Jumping to code without discussing the approach. Goldman interviewers penalize this specifically. Take 60 seconds to talk through the problem before writing anything. It earns more credit than it costs time.
Silence when stuck. If you don't know how to proceed, say what you do know. "I see that we need to track frequency, I'm thinking a hash map, but I'm not sure how to handle the ordering constraint." That's useful. Ninety seconds of staring is not. It reads as "I give up" when the interviewer still has 40 minutes on the clock.
Over-engineering the solution. Medium problems have clean solutions. If you're building elaborate abstractions or writing 80 lines for a sliding window problem, step back. Goldman interviewers respect simplicity. A five-line solution that works beats a 40-line solution that almost works.
Declaring done without testing. Walk through your code on the provided example. Then invent your own edge case and trace through it. Interviewers explicitly reward self-testing. It signals you'd catch bugs before code review, which is the entire reason anyone gets hired.
How to Prepare for the Goldman Sachs Phone Screen
For the HackerRank OA: solve two to three medium problems per day for two weeks before your expected OA date. Focus on the five pattern families above. Practice under timed conditions. The OA clock creates pressure that casual practice doesn't, and "I'd get this if I had more time" is not a passing grade.

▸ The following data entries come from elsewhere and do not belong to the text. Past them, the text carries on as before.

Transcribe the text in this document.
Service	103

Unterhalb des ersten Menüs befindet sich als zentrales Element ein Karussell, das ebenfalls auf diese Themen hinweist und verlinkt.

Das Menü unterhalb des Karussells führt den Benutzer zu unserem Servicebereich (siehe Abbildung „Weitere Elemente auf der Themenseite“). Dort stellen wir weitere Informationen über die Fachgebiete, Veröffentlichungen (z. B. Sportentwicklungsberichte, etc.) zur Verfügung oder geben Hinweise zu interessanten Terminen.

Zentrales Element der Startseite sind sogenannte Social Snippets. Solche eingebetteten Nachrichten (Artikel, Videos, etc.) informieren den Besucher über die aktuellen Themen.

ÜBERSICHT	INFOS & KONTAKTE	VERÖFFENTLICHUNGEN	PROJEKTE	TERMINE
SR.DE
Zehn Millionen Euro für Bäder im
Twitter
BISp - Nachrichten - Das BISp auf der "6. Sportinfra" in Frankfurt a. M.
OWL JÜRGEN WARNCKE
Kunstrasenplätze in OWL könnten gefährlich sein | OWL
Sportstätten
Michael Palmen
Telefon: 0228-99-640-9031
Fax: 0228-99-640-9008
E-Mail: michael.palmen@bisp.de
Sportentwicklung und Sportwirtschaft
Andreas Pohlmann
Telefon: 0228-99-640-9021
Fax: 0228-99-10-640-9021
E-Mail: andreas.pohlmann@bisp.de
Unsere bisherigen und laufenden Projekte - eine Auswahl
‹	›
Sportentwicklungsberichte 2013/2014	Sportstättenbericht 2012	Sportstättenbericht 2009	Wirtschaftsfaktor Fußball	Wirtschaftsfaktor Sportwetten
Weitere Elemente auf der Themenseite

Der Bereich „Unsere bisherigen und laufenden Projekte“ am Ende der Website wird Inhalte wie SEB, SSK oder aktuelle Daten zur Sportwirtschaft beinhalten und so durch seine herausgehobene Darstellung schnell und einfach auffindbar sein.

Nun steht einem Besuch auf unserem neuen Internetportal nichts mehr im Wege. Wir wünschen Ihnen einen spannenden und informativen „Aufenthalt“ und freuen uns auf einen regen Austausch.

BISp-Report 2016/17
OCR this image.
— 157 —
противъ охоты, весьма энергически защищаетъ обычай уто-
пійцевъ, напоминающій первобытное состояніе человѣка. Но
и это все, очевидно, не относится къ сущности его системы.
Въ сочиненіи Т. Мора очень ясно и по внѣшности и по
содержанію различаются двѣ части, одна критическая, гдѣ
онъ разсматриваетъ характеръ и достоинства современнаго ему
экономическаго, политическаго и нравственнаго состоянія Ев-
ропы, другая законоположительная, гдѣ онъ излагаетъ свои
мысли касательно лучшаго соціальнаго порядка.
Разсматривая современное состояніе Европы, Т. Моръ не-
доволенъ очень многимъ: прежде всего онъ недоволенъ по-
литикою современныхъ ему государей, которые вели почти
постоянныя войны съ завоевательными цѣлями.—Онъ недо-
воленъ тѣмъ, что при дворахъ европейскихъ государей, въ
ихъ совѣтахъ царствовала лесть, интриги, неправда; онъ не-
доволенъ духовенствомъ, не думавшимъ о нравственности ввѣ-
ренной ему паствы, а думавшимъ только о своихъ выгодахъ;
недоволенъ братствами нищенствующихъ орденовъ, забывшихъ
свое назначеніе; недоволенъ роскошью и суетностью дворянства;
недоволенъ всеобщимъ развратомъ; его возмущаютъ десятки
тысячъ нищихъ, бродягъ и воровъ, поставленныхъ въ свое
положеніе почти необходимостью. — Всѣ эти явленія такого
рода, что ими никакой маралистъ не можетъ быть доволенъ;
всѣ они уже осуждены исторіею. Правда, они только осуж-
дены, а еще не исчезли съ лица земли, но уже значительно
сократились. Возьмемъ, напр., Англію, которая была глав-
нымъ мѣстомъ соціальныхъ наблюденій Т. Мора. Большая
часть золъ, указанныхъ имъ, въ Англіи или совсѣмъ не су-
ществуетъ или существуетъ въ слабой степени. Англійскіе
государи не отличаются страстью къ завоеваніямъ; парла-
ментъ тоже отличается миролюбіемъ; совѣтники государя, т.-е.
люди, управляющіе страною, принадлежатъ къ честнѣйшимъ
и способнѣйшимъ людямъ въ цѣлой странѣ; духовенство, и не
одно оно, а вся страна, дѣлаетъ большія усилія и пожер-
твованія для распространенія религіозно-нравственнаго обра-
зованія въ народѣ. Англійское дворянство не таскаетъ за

For the HireVue: prepare three to four behavioral stories using the STAR structure. Record yourself on your laptop camera and watch the playback once. You'll see immediately whether you're meandering or being direct. It's uncomfortable. Do it anyway.
For the CoderPad screen: practice narrating while you code. This sounds simple and is genuinely hard. Most engineers are accustomed to thinking silently. The CoderPad screen requires simultaneous thinking and talking, and you can't train that by solving problems alone in a browser tab. The best way to train it is mock interviews with a live listener. SpaceComplexity runs voice-based mock interviews with rubric scoring built for exactly this kind of practice. If you go quiet under pressure, that's the gap to close before the real call.
Time your prep to the Goldman timeline. The process is slow. If you applied and haven't heard about the OA yet, use that time for deep-dive pattern work.
The Timeline Reality
Goldman is one of the slowest-moving interviewers in the industry. Candidates regularly report two to four months between application and Superday.
A rough actual sequence based on recent reports: application, then two to three weeks for the OA invitation, one to two weeks after OA for HireVue, two to four weeks after HireVue for the CoderPad screen, one to two weeks after CoderPad for a Superday invite or rejection.
If you're interviewing with Goldman in parallel with other companies, align your prep intensity to this schedule. Don't peak too early. Don't burn out in week three when you've still got eight more weeks of waiting left. Goldman will get to you eventually. It just moves at Goldman speed.